We can obtain another value called the “reduced chi-squared” which takes into account the number of freely adjustable variables (or, the “degrees of freedom”). This is obtained simply by dividing \chi^2by the degrees of freedom, d.

\displaystyle \chi^2_{red} = \frac{1}{Nd} \sum \frac{(O-C)^2}{\sigma^2} = \frac{\chi^2}{d}

The need to do this stems from the fact that a quantitative analysis of data must be undertaken to seriously distinguish between two models whose goodness of fit to the data may not be as easily discriminated between in our “chi-by-eye” technique of just looking at them.

Large reduced chi-squared values indicate a poor model fit, and a value of 1 is typically sought but can be extremely difficult or impossible to achieve due to instrumental or intrinsic noise that are out of one’s ability to control. Values of the reduced chi squared that are less than 1 are typically a sign that you are “over-fitting” the model to the data. This can result from trying too hard to fit the model to noise, or overestimating the variance.

HD192263 RV Residuals

HD192263 RV Residuals

Above are the residuals to the HD 192263 dataset. This is keeping the x-axis (the time of the measurement) and plotting the O-C on the y-axis, instead of the radial velocity value for that data point.

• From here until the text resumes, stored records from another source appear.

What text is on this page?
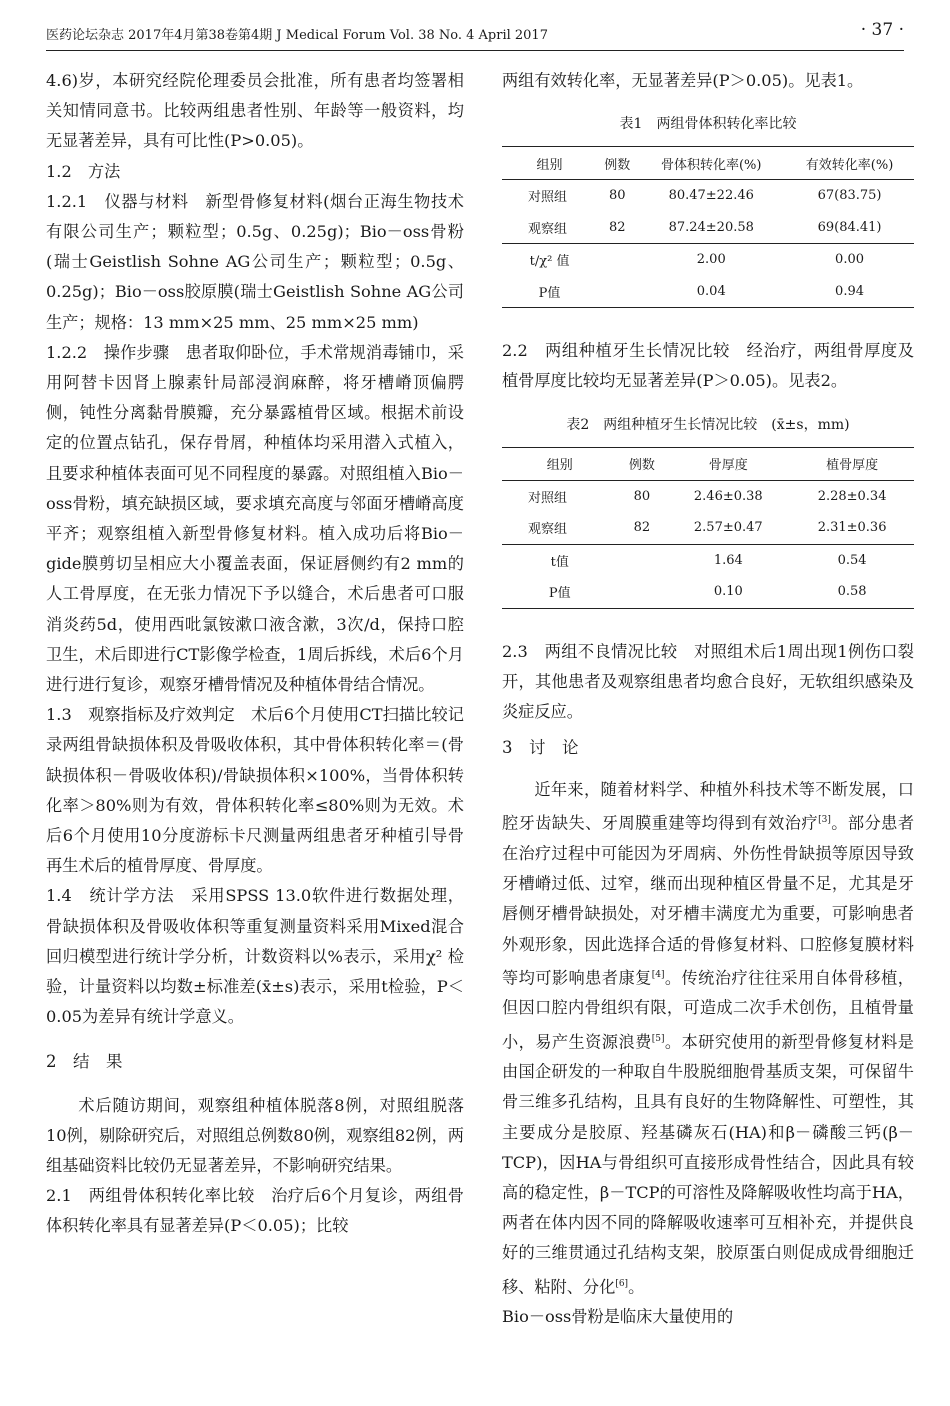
医药论坛杂志 2017年4月第38卷第4期 J Medical Forum Vol. 38 No. 4 April 2017	· 37 ·

4.6)岁，本研究经院伦理委员会批准，所有患者均签署相关知情同意书。比较两组患者性别、年龄等一般资料，均无显著差异，具有可比性(P>0.05)。

1.2　方法

1.2.1　仪器与材料　新型骨修复材料(烟台正海生物技术有限公司生产；颗粒型；0.5g、0.25g)；Bio－oss骨粉(瑞士Geistlish Sohne AG公司生产；颗粒型；0.5g、0.25g)；Bio－oss胶原膜(瑞士Geistlish Sohne AG公司生产；规格：13 mm×25 mm、25 mm×25 mm)

1.2.2　操作步骤　患者取仰卧位，手术常规消毒铺巾，采用阿替卡因肾上腺素针局部浸润麻醉，将牙槽嵴顶偏腭侧，钝性分离黏骨膜瓣，充分暴露植骨区域。根据术前设定的位置点钻孔，保存骨屑，种植体均采用潜入式植入，且要求种植体表面可见不同程度的暴露。对照组植入Bio－oss骨粉，填充缺损区域，要求填充高度与邻面牙槽嵴高度平齐；观察组植入新型骨修复材料。植入成功后将Bio－gide膜剪切呈相应大小覆盖表面，保证唇侧约有2 mm的人工骨厚度，在无张力情况下予以缝合，术后患者可口服消炎药5d，使用西吡氯铵漱口液含漱，3次/d，保持口腔卫生，术后即进行CT影像学检查，1周后拆线，术后6个月进行进行复诊，观察牙槽骨情况及种植体骨结合情况。

1.3　观察指标及疗效判定　术后6个月使用CT扫描比较记录两组骨缺损体积及骨吸收体积，其中骨体积转化率＝(骨缺损体积－骨吸收体积)/骨缺损体积×100%，当骨体积转化率＞80%则为有效，骨体积转化率≤80%则为无效。术后6个月使用10分度游标卡尺测量两组患者牙种植引导骨再生术后的植骨厚度、骨厚度。

1.4　统计学方法　采用SPSS 13.0软件进行数据处理，骨缺损体积及骨吸收体积等重复测量资料采用Mixed混合回归模型进行统计学分析，计数资料以%表示，采用χ² 检验，计量资料以均数±标准差(x̄±s)表示，采用t检验，P＜0.05为差异有统计学意义。

2　结　果

术后随访期间，观察组种植体脱落8例，对照组脱落10例，剔除研究后，对照组总例数80例，观察组82例，两组基础资料比较仍无显著差异，不影响研究结果。

2.1　两组骨体积转化率比较　治疗后6个月复诊，两组骨体积转化率具有显著差异(P＜0.05)；比较

两组有效转化率，无显著差异(P＞0.05)。见表1。

表1　两组骨体积转化率比较
组别	例数	骨体积转化率(%)	有效转化率(%)
对照组	80	80.47±22.46	67(83.75)
观察组	82	87.24±20.58	69(84.41)
t/χ² 值		2.00	0.00
P值		0.04	0.94

2.2　两组种植牙生长情况比较　经治疗，两组骨厚度及植骨厚度比较均无显著差异(P＞0.05)。见表2。

表2　两组种植牙生长情况比较　(x̄±s，mm)
组别	例数	骨厚度	植骨厚度
对照组	80	2.46±0.38	2.28±0.34
观察组	82	2.57±0.47	2.31±0.36
t值		1.64	0.54
P值		0.10	0.58

2.3　两组不良情况比较　对照组术后1周出现1例伤口裂开，其他患者及观察组患者均愈合良好，无软组织感染及炎症反应。

3　讨　论

近年来，随着材料学、种植外科技术等不断发展，口腔牙齿缺失、牙周膜重建等均得到有效治疗[3]。部分患者在治疗过程中可能因为牙周病、外伤性骨缺损等原因导致牙槽嵴过低、过窄，继而出现种植区骨量不足，尤其是牙唇侧牙槽骨缺损处，对牙槽丰满度尤为重要，可影响患者外观形象，因此选择合适的骨修复材料、口腔修复膜材料等均可影响患者康复[4]。传统治疗往往采用自体骨移植，但因口腔内骨组织有限，可造成二次手术创伤，且植骨量小，易产生资源浪费[5]。本研究使用的新型骨修复材料是由国企研发的一种取自牛股脱细胞骨基质支架，可保留牛骨三维多孔结构，且具有良好的生物降解性、可塑性，其主要成分是胶原、羟基磷灰石(HA)和β－磷酸三钙(β－TCP)，因HA与骨组织可直接形成骨性结合，因此具有较高的稳定性，β－TCP的可溶性及降解吸收性均高于HA，两者在体内因不同的降解吸收速率可互相补充，并提供良好的三维贯通过孔结构支架，胶原蛋白则促成成骨细胞迁移、粘附、分化[6]。

Bio－oss骨粉是临床大量使用的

In this example, there is a trend in the data that has been modelled out which could potentially be due to a second orbiting companion that is far enough away that only a very small section of its orbit has been observed.

Other than the trend, there is no apparent structure in the residuals, and so there is no reason to suspect the existence of additional orbiting bodies.

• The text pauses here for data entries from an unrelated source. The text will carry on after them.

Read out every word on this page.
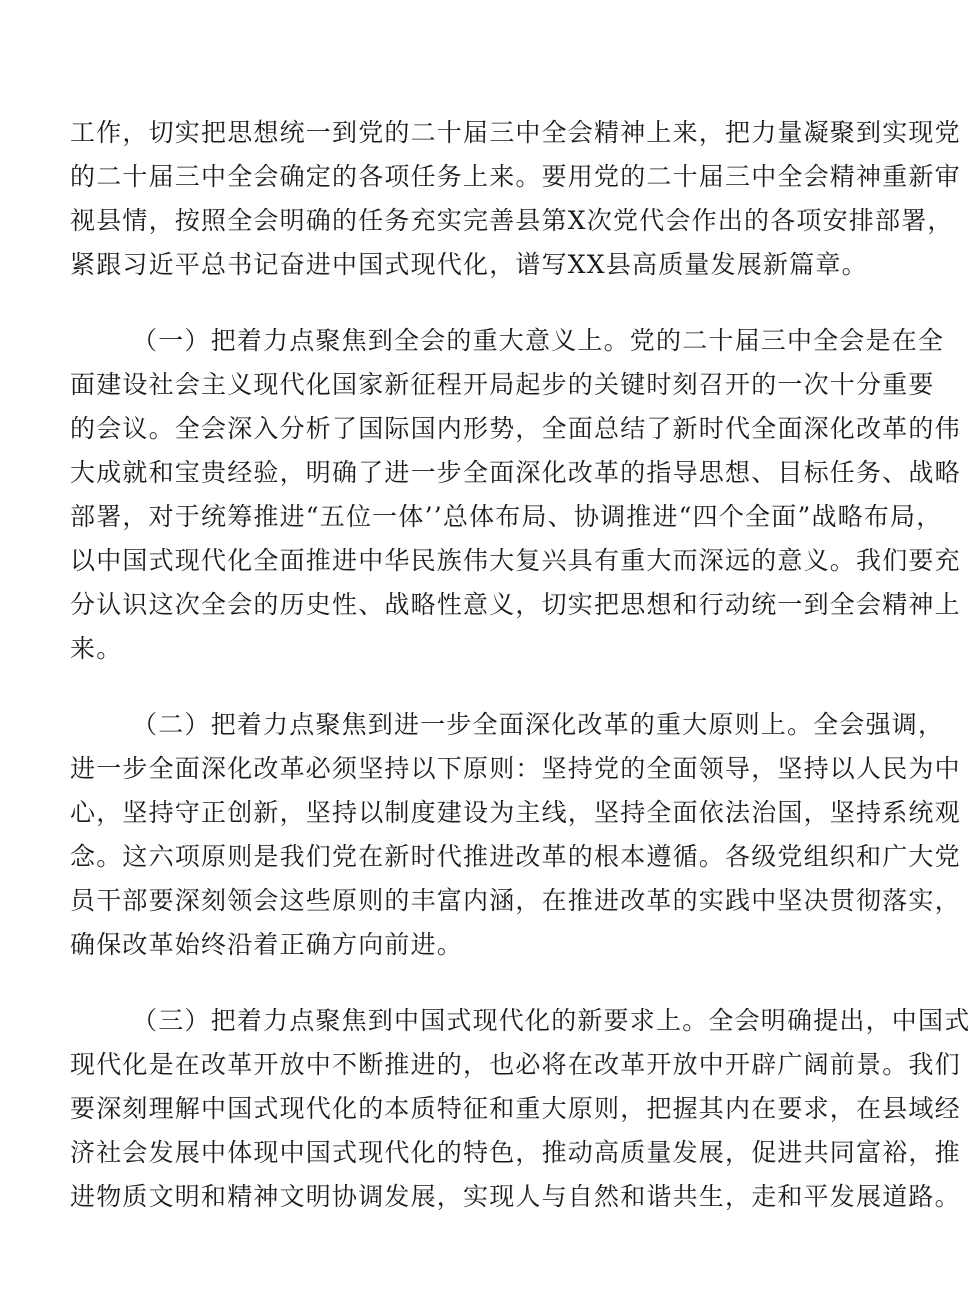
工作，切实把思想统一到党的二十届三中全会精神上来，把力量凝聚到实现党
的二十届三中全会确定的各项任务上来。要用党的二十届三中全会精神重新审
视县情，按照全会明确的任务充实完善县第X次党代会作出的各项安排部署，
紧跟习近平总书记奋进中国式现代化，谱写XX县高质量发展新篇章。
（一）把着力点聚焦到全会的重大意义上。党的二十届三中全会是在全
面建设社会主义现代化国家新征程开局起步的关键时刻召开的一次十分重要
的会议。全会深入分析了国际国内形势，全面总结了新时代全面深化改革的伟
大成就和宝贵经验，明确了进一步全面深化改革的指导思想、目标任务、战略
部署，对于统筹推进“五位一体’’总体布局、协调推进“四个全面”战略布局，
以中国式现代化全面推进中华民族伟大复兴具有重大而深远的意义。我们要充
分认识这次全会的历史性、战略性意义，切实把思想和行动统一到全会精神上
来。
（二）把着力点聚焦到进一步全面深化改革的重大原则上。全会强调，
进一步全面深化改革必须坚持以下原则：坚持党的全面领导，坚持以人民为中
心，坚持守正创新，坚持以制度建设为主线，坚持全面依法治国，坚持系统观
念。这六项原则是我们党在新时代推进改革的根本遵循。各级党组织和广大党
员干部要深刻领会这些原则的丰富内涵，在推进改革的实践中坚决贯彻落实，
确保改革始终沿着正确方向前进。
（三）把着力点聚焦到中国式现代化的新要求上。全会明确提出，中国式
现代化是在改革开放中不断推进的，也必将在改革开放中开辟广阔前景。我们
要深刻理解中国式现代化的本质特征和重大原则，把握其内在要求，在县域经
济社会发展中体现中国式现代化的特色，推动高质量发展，促进共同富裕，推
进物质文明和精神文明协调发展，实现人与自然和谐共生，走和平发展道路。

One can calculate the standard deviation, or variance, of the residuals to get a measure of how scattered the residuals are. This is typically represented with \sigma or written as ‘rms’ in literature, and is an algebraically obvious transformation of one of the above equations,

\displaystyle \sigma = \sqrt{\frac{1}{N} \sum_{i=1}^{N}(v_i - \bar{v})^2}

The radial velocity jitter of a star scales with both its mass and chromospheric activity. A quiet M dwarf may have a jitter as low as 2 to 3 metres per second, whereas a sun-like star may have a jitter on the order of 3 – 5 metres per second. F-type stars have jitters close to 10 metres per second, and the jitter sky-rockets from there, where A-type stars are nearly unusable for using radial velocity to detect extrasolar planets. As of the time of this writing, no planets have ever been discovered around an A-type star through the use of the radial velocity method. So there is an amount of variance in the residuals we should expect to have given the star we’re studying. If the variance is much higher than expected for the star, then it could be evidence of either unusually high stellar chromospheric activity, or as-yet undetected planets with small amplitude signals.

The systems we have looked at thus far throughout this blog in the context of radial velocity have been systems whose radial velocity data graphs are dominated by a single periodicity. Indeed, our own solar system is like this, with Jupiter dominating the sun’s radial velocity profile. But not all planetary systems come so conveniently organised.

I leave you with an image of how daunting this can be and why we are all thankful that computers are here to help us: An image of the 2008 three-planet fit for HD 40307 (since discovered to have three more planets).

HD 40307 Three-Planet Fit

HD 40307 Three-Planet Fit


Update (15 Apr 2013): I have corrected a math error in the equation for variance and standard deviation. In both cases the (v_i-\bar{v}) term should have been squared.